JawaPos.com–Raut wajah bahagia tak bisa ditutupi Nathania, siswa SMA Negeri 5 Surabaya. Gadis kelahiran Surabaya, itu baru saja pulang setelah menuliskan nama Indonesia dengan tinta emas di ajang kompetisi sains Taiwan International Science Fair (TISF) 2023.
Untuk kali pertama, Indonesia keluar sebagai juara. Nathania mendapatkan first place (juara 1) bidang medicine and health science.
”Ini bukan grup, tapi perorangan lombanya. Awalnya, aku nggak expect sama sekali bakal jadi juara 1. Karena aku berpikir, ya sudah lakukan semaksimal mungkin,” tutur Nathania saat ditemui JawaPos.com.
Kompetisi sains TISF 2023 dihelat secara offline (face to face) di Kota Taipei, Taiwan, pada 5-11 Februari 2023. Bertempat di National Taiwan Science Education Center (NTSEC).
Sebelumnya Nathania merupakan peraih medali perak pada ajang National Science Fair for Indonesian Adolescent atau NASFIA 2022 yang diselenggarakan Indonesia Scientific Society (ISS) secara online pada November 2022.

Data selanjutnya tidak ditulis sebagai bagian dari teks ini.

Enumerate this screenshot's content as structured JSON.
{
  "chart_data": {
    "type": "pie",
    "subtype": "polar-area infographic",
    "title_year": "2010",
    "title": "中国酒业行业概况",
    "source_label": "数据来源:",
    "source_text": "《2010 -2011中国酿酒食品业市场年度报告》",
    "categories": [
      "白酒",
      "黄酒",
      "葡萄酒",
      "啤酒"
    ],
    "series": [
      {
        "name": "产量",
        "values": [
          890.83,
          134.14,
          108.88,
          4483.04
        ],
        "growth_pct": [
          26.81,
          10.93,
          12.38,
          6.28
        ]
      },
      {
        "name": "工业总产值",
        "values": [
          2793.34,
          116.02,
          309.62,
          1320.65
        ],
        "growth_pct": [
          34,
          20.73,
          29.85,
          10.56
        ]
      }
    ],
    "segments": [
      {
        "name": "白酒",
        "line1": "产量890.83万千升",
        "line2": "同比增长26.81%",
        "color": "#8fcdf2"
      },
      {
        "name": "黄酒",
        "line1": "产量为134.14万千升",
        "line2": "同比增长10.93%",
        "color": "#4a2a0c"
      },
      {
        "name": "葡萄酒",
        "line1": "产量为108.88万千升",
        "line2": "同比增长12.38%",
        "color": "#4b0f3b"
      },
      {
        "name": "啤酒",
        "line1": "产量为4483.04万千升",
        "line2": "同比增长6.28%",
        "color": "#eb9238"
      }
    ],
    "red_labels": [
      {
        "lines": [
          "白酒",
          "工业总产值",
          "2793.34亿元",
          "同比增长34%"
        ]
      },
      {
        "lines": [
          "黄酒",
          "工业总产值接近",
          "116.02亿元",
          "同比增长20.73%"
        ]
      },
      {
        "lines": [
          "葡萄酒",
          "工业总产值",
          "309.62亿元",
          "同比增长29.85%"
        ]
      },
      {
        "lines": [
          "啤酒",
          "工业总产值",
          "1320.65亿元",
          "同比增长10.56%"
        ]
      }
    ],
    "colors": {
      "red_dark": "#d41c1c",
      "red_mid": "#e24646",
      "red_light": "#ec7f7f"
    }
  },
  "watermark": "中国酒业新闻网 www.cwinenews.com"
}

”Aku melihat isu dulu, ada bakteri MRSA (patogen kedua yang mematikan di dunia) itu ada datanya di nature. Dari masalah tersebut, saya pengin membuat yang konvensional dari kearifan lokal dan juga hal simpel. Lalu, saya menemukan kelor di Indonesia,” terang Nathania.
Banyak jurnal medical science yang dilahap Nathania untuk mempersiapkan laga di Taiwan. Anak dari pasangan dr Agoes Willyono dan Listyawati Setiawan itu mengungkapkan, tanaman kelor memiliki metabolik sekunder. Yaitu, flavonoid, alkaloid, atau saponin. Ketiga kandungan itu bisa melawan bakteri MRSA.
Menurut dia, kelor gampang didapat karena sering ditemukan pada alam Indonesia. ”Kita juga punya agen nanopartikel perak yang jika disintesis bersama maka kandungan di tanaman itu bisa teraktifkan. Mereka bekerja sama sebagai AgNp (agen bakteri). Aku aplikasikan di lomba AYRIS tapi untuk bakteri salmonella, terang Nathania.
Ketika di patogen bakteri MRSA, Nathania berkali-kali melakukan uji coba pengulangan. Dari hasil anova, mic, dan mbc menunjukkan yang bakterinya terhambat. Proses pembuatan untuk materi lomba dengan poster yang berukuran besar dilakukan selama tiga bulan.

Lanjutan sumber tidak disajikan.